Rapper Rick Ross performs onstage during "Legendz Of The Streetz" tour

Rick Ross, who dropped his latest album, Richer Than I Ever Been, spoke to HotNewHipHop in a wide-ranging interview.

During the chat, Ross reflected on the loss of Nipsey Hussle and Young Dolph and compared it to the deaths of 2Pac and Biggie. “Losing Nipsey and Dolph for this generation, I’m sure, was just as equivalent or greater to what [Notorious] B.I.G. or ‘Pac was for my generation,” Ross, who tried to sign Nipsey to Maybach Music Group, said.

Hussle was fatally shot outside of Marathon Clothing store in South Los Angeles on March 31, 2019 while Dolph was shot and killed outside of Makeda’s Homemade Butter Cookies in Memphis on November 17, 2021. Biggie and 2Pac were also both fatally shot, with the former dying at the age of 24 and the latter at the age of 25.

Elsewhere in the interview, Ross spoke about curating down his Richer Than I Ever Been from from a daunting 64 songs to a lean 12 tracks long.

The standard edition of the record, which arrived in December last year, is his shortest album since 2010’s Teflon Don. Ross explained that he wanted a clean 12-song record and as a result, there’s not some of the flashy collaborations that some fans have come to expect from his projects.

“I remembered when I cut it down to 64 [songs], and I was like, ‘okay, out of these [64], I’m going to pick twelve,’” he said. “You got to understand that I got some of the biggest n***as in the game that I know, but it wasn’t about that.
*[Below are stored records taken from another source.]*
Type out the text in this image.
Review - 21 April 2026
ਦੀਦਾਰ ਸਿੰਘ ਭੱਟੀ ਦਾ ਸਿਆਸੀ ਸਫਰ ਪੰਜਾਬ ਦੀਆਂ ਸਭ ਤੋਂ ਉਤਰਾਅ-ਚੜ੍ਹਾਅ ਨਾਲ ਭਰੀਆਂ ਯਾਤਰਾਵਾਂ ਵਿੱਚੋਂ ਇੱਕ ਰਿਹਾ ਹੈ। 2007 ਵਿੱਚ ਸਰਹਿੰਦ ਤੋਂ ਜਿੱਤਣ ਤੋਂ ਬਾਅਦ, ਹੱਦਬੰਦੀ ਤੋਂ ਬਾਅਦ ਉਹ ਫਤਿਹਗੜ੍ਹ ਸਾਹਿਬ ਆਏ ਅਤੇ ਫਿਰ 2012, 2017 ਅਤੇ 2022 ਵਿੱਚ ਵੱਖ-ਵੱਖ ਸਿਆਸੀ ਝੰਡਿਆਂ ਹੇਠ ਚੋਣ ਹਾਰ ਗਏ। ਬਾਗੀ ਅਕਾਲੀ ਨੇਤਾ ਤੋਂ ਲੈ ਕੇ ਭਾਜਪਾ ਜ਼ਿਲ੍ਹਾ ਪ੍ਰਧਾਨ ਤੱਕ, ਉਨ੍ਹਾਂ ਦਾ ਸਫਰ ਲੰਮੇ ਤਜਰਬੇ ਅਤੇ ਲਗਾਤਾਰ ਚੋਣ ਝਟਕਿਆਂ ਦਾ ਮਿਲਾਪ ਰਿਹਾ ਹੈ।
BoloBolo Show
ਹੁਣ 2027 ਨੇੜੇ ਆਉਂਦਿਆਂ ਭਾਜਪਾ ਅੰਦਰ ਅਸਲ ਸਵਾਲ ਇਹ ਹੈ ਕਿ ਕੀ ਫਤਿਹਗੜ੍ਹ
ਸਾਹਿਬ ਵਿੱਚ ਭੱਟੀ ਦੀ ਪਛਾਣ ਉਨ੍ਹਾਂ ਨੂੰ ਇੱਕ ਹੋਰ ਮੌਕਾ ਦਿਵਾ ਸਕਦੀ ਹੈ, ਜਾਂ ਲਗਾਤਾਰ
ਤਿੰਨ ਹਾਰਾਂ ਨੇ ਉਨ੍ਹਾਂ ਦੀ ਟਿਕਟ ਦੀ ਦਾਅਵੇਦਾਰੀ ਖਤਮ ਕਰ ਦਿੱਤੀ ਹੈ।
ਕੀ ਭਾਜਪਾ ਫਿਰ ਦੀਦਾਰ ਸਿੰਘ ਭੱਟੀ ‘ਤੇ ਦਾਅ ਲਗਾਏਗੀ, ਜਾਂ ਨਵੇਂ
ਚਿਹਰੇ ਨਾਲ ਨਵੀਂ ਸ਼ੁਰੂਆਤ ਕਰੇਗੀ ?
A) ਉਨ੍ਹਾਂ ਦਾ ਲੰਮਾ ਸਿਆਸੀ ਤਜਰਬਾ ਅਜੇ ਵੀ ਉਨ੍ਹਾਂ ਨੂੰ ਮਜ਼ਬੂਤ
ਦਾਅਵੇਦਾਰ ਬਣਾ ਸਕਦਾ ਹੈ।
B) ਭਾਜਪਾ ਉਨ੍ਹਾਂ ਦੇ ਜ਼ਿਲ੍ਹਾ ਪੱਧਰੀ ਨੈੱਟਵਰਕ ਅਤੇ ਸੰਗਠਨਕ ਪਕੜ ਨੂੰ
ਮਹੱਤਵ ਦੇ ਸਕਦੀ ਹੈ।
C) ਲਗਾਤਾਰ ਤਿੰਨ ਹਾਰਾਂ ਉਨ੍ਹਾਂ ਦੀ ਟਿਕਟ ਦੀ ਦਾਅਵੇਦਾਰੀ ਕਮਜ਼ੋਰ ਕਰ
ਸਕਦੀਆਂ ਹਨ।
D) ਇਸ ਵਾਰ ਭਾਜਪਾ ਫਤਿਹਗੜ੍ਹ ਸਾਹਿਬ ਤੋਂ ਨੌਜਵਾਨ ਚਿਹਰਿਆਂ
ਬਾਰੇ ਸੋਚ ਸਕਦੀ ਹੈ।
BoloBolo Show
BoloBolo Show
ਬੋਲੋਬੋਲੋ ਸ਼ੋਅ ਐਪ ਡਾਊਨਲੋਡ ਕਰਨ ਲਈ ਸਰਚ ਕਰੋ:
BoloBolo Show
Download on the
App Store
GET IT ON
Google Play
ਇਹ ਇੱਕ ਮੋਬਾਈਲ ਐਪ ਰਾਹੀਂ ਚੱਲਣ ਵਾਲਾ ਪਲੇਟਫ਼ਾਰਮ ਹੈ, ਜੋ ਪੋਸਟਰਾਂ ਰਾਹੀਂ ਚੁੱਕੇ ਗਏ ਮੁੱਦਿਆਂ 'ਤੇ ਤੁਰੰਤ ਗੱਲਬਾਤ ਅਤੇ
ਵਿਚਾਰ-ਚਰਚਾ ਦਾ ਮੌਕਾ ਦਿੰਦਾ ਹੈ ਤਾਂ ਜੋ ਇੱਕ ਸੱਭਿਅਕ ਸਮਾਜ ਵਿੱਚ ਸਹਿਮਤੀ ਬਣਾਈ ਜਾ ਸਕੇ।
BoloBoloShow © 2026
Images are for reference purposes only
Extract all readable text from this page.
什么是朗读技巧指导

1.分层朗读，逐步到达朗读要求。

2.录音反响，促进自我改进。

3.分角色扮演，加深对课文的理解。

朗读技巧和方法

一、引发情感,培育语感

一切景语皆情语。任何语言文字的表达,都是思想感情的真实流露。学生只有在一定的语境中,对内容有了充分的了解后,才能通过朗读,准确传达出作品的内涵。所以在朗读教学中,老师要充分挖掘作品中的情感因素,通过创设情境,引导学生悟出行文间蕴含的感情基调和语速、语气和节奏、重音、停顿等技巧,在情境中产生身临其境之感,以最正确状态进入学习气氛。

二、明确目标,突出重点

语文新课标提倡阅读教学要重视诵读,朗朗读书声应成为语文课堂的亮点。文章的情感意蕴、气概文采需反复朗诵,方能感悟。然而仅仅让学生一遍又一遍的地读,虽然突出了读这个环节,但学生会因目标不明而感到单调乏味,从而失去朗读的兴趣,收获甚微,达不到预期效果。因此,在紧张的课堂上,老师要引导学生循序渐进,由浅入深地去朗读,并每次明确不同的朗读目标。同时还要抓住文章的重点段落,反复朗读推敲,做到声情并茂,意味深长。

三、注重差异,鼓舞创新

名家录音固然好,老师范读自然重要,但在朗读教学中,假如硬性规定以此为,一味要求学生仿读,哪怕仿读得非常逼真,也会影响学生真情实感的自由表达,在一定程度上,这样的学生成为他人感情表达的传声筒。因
Let’s give them this. N***as know we could call up the big homies and blow up a f***** building in the background with Little X as the director. N***as know we could do that. That’s easy. I can do that out of my pocket; I don’t even need the label for that.

“I could fuckin’ get Spider-Man to come in and do the fucking –,” he said, mimicking Spidey’s web-slinging. “Like, the real [Spider-Man]. That’s the homie, but it ain’t about that. Let’s go back and sit down with some n***as and do ‘Rapper Estates,’ let’s do ‘The Pulitzer.’” The former of those tracks features Benny the Butcher, while “The Pulitzer” sees Rozay go over a simple but hard-hitting Timbaland beat. By contrast to some of his flashier releases, which frequently feature a glossy collab with DrakeRicher Than I Ever Been is decidedly stripped-back.

Prior to the arrival of the project, he teased songs with both Drizzy and Lil Baby, but those songs never surfaced. “I got records with the both of them, of course,” he said. “Baby did some dope ass shit. It came down to one of those things where we wanted to keep it short, let’s keep it clean, let’s give it to them just like this. Drake is great, that’s the homie. Baby is that homie, that’s the lil’ homie, and they come through, and I appreciate the way they come through for me.”

Ultimately, he said he didn’t feel “pressure” to deliver on the features front, and instead he chose to focus on making the “dopest shit” possible. “We could go and get Madonna, Kanye, click over and call—we could do that, but we need to remind them the fundamentals of what a boss is,” added Rozay.